Know What Your Insurance Covers
Many insurance plans cover speech therapy services but there may be certain conditions or limitations to coverage.
It is very important that you know what your plan will cover before your child begins therapy. Call your insurance company to find out what your plan will cover. If you have secondary health insurance (if another person in your household also has insurance), be sure to check coverage under that plan as well. Here are some questions to ask:
- Does my plan provide coverage for speech therapy?
- Does my plan provide coverage for speech therapy in a home setting?
- How many visits are allowed under my insurance plan?
- If my child needs several therapies such as OT, PT, and Speech, will the same number of visits be allowed for each?
- Are there any exclusions or limitations to therapy coverage?
- For example, some insurance plans will not cover services for children diagnosed with developmental delay
- Some payers (Tricare, for example) require a new physician referral for therapy services every 12 months
- Some payers (many Humana plans, for example) will cover an initial therapy evaluation but will not cover ongoing treatment services until they have reviewed the plan of care and authorized a number of visits
- How much will I be expected to pay out of pocket? Examples of out of pocket costs include co-payments which are due at each visit for each therapy service, any unmet deductibles, and any co-insurance amounts.
Responsibility of Parent/Legal Guardian
You are responsible for payment of therapy services if your insurance plan denies coverage. Insurance companies can deny payment for services even after they have authorized visits if they do not think the services are medically necessary. A quote of benefits does not guarantee coverage. The decision to pay for services is made by the insurance company when the claim is received and is based upon the insured person’s eligibility on the date of service.
It is very important that you fully understand your coverage and its limitations. For example, if your plan limits the number of visits, keep track of the number of completed visits to avoid higher out of pocket costs.
Although you may schedule your child’s therapy prior to obtaining insurance authorization, you are responsible for payment if the sessions are not authorized.
If You Have a Therapy Benefit, But Coverage Is Denied
- Call your insurance company to determine the reason for denial. Ask for a copy of the plan’s policy for speech therapy benefits and an explanation in writing. Write down who you spoke with, the date and time, and what was said for all telephone calls. Maintain all communication in a file.

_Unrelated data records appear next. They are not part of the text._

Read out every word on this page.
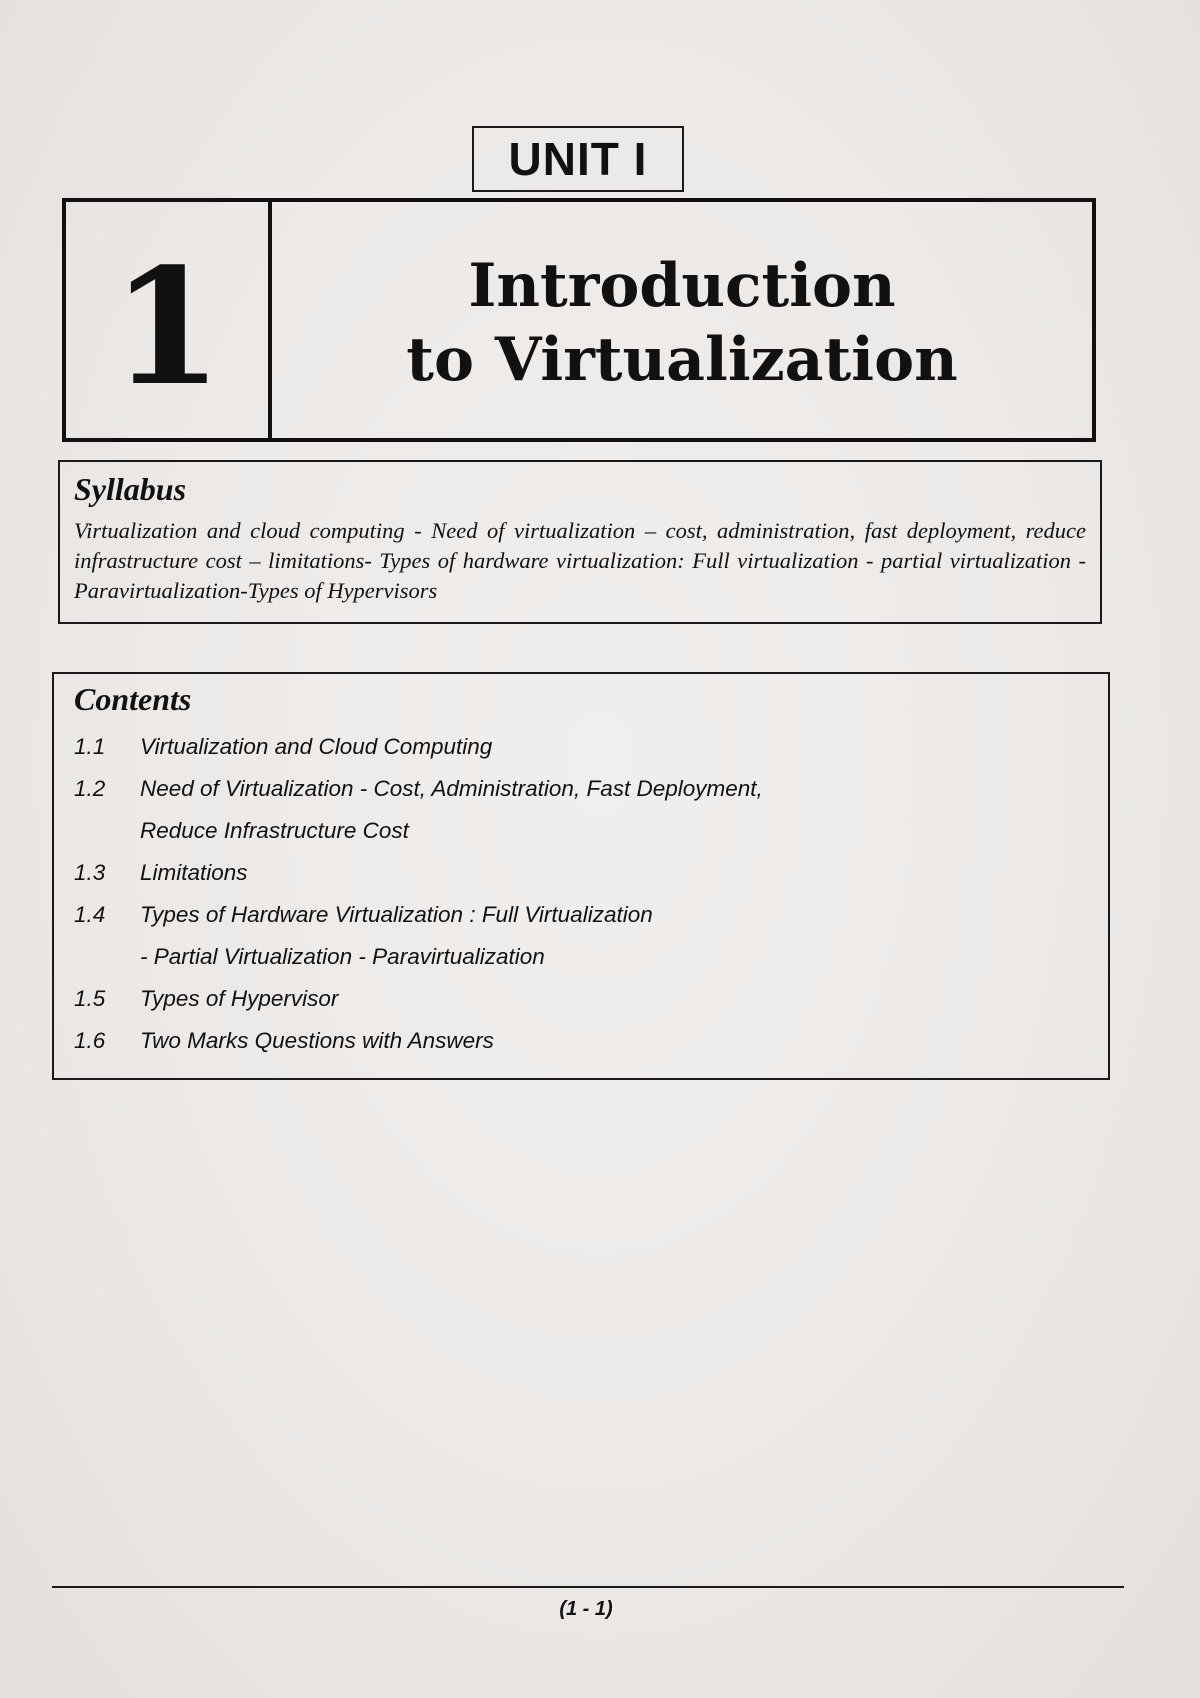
UNIT I
1	Introduction
to Virtualization
Syllabus

Virtualization and cloud computing - Need of virtualization – cost, administration, fast deployment, reduce infrastructure cost – limitations- Types of hardware virtualization: Full virtualization - partial virtualization - Paravirtualization-Types of Hypervisors

Contents
1.1	Virtualization and Cloud Computing
1.2	Need of Virtualization - Cost, Administration, Fast Deployment,
Reduce Infrastructure Cost
1.3	Limitations
1.4	Types of Hardware Virtualization : Full Virtualization
- Partial Virtualization - Paravirtualization
1.5	Types of Hypervisor
1.6	Two Marks Questions with Answers
(1 - 1)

- Inform your employer’s Human Resource and/or Benefits director of the limitations in coverage. Ask if there are any options in coverage or if he/she could contact the insurance company on your behalf. Inform leaders in your organization of the coverage limitations and ask that coverage be included in future medical benefits.

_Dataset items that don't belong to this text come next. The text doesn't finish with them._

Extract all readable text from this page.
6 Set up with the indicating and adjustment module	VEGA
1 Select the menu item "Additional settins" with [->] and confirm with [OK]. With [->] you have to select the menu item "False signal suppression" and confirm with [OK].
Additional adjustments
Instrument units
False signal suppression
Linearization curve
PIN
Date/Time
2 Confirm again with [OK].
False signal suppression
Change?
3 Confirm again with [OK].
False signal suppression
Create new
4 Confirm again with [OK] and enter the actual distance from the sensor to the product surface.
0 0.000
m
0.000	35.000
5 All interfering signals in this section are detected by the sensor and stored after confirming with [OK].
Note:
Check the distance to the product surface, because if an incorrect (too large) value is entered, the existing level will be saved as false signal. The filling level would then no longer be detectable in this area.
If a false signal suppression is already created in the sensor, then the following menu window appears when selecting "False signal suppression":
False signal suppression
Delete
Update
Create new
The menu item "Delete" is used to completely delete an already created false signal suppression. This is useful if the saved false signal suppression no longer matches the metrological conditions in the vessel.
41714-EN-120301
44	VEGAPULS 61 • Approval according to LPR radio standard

- Contact your child’s pediatrician and referring physician and ask that they write a letter to the insurance company in support of the need for therapy services. Your child’s speech therapist can also write a letter of medical necessity.
- Make a formal appeal to your insurance company for reconsideration. Contact the Member Services department of your insurance company for the process for appealing insurance denials, the mailing address for the appeals department, and the expected length of time to receive a response. Many insurance companies require that an appeal be submitted within 30 days of receiving the initial denial of the claim. Send all appeal documentation via certified mail and then follow up with a phone call.
- Discuss options for scheduling, which could decrease the cost of care, with your child’s therapist. Options may include scheduling sessions less frequently while increasing exercise/activity programs at home.